Huadong Xu, Qizhe Li, Qun Xu, Zhenyu Bao, Lihai Wang,* and Tao Xing*

Keywords: Wood; Non-destructive test (NDT); Brown-rot decay; Electric resistance; Moisture content

Contact information: College of Engineering & Technology, Northeast Forestry University, Harbin, Heilongjiang 150040, China; *Corresponding authors: lihaiwang@yahoo.com,xt_hit@126.com

INTRODUCTION

As a non-destructive measurement technique, the method of electric resistance (ER) measurement is advantageous because of convenience and low cost (Yu 2005). It was originally introduced to measure moisture content (MC) of wood by Stamm (1927). Since then it has been used for wood quality evaluation, decay detection, and wood boundary differentiation (Oliva et al. 2011; Guyot et al. 2013; Martin and Günther 2013; Tamme et al. 2014; Wang and Wang 2016).

In recent decades, a variety of ER-based devices have been developed for field tree quality measurement, which include Shigometer, Rotfinder, and Picus TreeTronic (Shigo and Shigo 1974; Oliva et al. 2011; Yue et al. 2016). During application, it has been found that the electrical properties are affected by various factors, such as the temperature, grain orientation, and testing frequency (Tiitta et al. 1999). The ER value at different locations in a tree is also highly variable because of the complex structure of wood and the influence of the factors mentioned above. Guyot et al. (2013) found that the ER correlated with the wood MC and density, rather than the electrolyte concentration in a stem cross-section surface by using electrical resistivity tomography.

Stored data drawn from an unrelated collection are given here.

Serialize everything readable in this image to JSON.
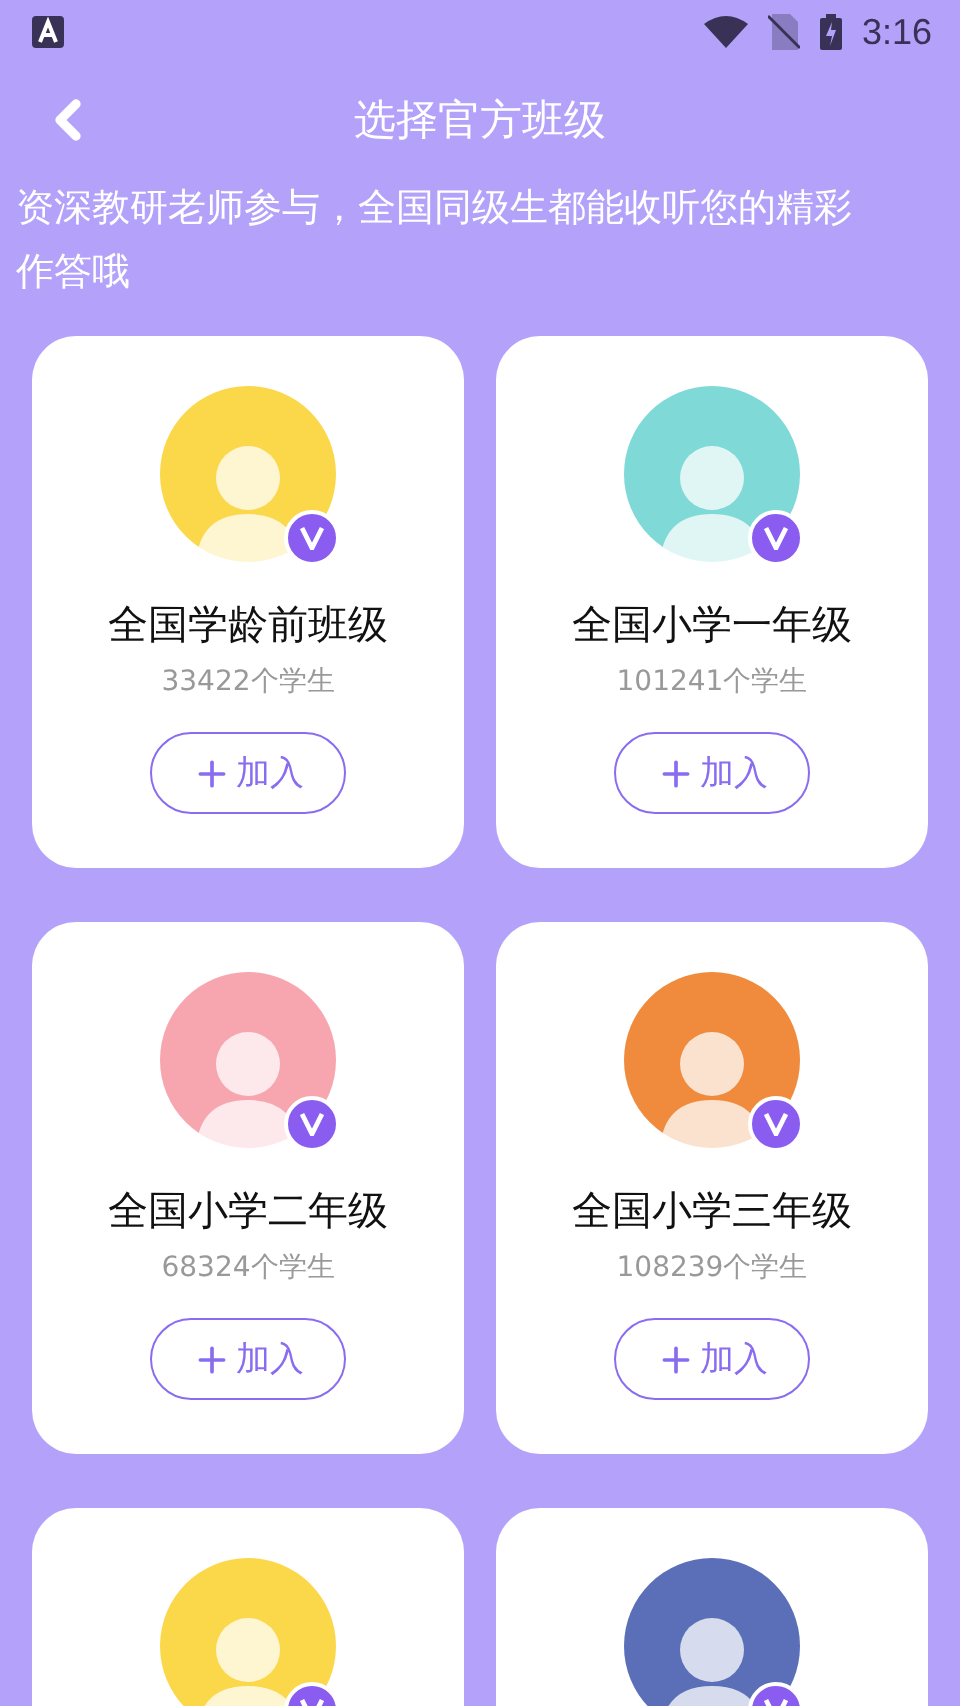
{
  "status_bar": {
    "time": "3:16"
  },
  "header": {
    "title": "选择官方班级"
  },
  "subtitle": "资深教研老师参与，全国同级生都能收听您的精彩作答哦",
  "classes": [
    {
      "name": "全国学龄前班级",
      "count": "33422个学生",
      "button": "加入",
      "color": "#fbd84a"
    },
    {
      "name": "全国小学一年级",
      "count": "101241个学生",
      "button": "加入",
      "color": "#7fd9d6"
    },
    {
      "name": "全国小学二年级",
      "count": "68324个学生",
      "button": "加入",
      "color": "#f7a6b0"
    },
    {
      "name": "全国小学三年级",
      "count": "108239个学生",
      "button": "加入",
      "color": "#f08a3c"
    },
    {
      "color": "#fbd84a"
    },
    {
      "color": "#5b6fb8"
    }
  ]
}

However, a different study showed that the ER correlated with neither the wood MC nor density, but rather the steep increase in the ER at the sapwood–heartwood boundary correlated well with the decreasing pH and electrolyte concentration (Bieker and Rust 2010). Thus, no identical conclusion has been reached about the factors that influence the ER of trees and wet wood.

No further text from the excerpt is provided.